A warm friend of the original American Constitution and of the generosity
and neighborliness of traditional Ameri-
can society, Ryn views the gathering
clouds with worry and sadness. “The
gradual disappearance from Western
society of the type of moral self-control
and discrimination on which constitutional democracy depends has produced
increasingly blatant partisanship and
general socio-political fragmentation.
The law, once regarded as an attempt to
transcend mere power politics, is perceived more and more by lawmakers and
voters alike as an instrument of partisan
ambition.” These are tough words, indeed.
It is evidence of Ryn’s appreciation of
the personal element in history that he
finds the ultimate source of the problems of Western society not in external
socio-economic factors, but in a decline
of individual character and insight, especially in society’s leaders. Ryn here follows in the footsteps of the great American literary scholar and cultural critic
Irving Babbitt. Indispensable to popular
rule is the ability and willingness of leaders to state unpopular truths and to press
for needed action, even when these cause
personal discomfort and political defeat.

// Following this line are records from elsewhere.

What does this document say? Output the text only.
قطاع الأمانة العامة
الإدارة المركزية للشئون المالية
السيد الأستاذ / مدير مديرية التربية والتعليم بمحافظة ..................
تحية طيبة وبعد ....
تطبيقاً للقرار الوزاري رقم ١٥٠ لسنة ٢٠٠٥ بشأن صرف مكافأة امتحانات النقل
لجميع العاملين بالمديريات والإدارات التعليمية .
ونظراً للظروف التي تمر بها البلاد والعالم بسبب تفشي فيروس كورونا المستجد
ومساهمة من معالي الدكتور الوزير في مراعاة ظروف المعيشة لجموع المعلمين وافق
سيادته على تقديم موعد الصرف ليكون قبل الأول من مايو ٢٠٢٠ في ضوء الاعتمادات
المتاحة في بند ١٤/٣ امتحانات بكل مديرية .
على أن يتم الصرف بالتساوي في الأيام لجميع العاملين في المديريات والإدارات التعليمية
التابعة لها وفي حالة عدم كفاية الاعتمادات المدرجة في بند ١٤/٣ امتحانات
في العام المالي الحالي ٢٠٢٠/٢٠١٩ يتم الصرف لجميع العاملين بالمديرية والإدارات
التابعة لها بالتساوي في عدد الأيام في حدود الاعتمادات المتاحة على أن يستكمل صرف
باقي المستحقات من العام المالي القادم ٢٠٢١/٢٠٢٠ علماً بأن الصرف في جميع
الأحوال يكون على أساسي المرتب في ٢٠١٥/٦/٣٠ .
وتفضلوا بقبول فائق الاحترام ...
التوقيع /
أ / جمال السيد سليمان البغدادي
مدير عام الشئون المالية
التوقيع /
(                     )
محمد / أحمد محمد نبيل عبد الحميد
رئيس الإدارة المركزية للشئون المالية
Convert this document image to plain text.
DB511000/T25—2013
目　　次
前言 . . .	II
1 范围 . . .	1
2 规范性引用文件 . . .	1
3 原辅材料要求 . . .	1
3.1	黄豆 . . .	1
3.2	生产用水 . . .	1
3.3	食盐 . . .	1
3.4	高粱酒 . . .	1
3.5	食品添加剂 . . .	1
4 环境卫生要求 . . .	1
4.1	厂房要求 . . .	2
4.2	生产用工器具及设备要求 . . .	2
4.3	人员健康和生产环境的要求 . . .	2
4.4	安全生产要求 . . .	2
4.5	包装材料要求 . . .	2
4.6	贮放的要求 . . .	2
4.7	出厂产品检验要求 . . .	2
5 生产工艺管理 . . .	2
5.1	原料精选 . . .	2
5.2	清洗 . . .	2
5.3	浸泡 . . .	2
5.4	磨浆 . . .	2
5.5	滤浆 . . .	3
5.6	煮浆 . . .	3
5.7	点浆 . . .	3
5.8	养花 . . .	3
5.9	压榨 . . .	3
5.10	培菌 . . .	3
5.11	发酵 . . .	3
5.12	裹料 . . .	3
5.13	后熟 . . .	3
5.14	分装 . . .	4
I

By definition, civilized society is held
together by consensus, but consensus is
very different from uniformity. Ryn rejects the Jacobin notion of virtuous equality. Sound culture and politics need diversity and even tension.
Comparing the democratic politics of
today with the past, Ryn notes that in the
old decentralized and community-oriented society “itwas assumed that people
worthy of special political influence
would prove themselves in concrete action within their own sphere of life and
work. They would have a good reputation built on long observation by peers.”
In today’s centralized mass democracies,
aspiring leaders present themselves to
the voters through the mass media and
from such a great distance that voters
are unable to judge their characters.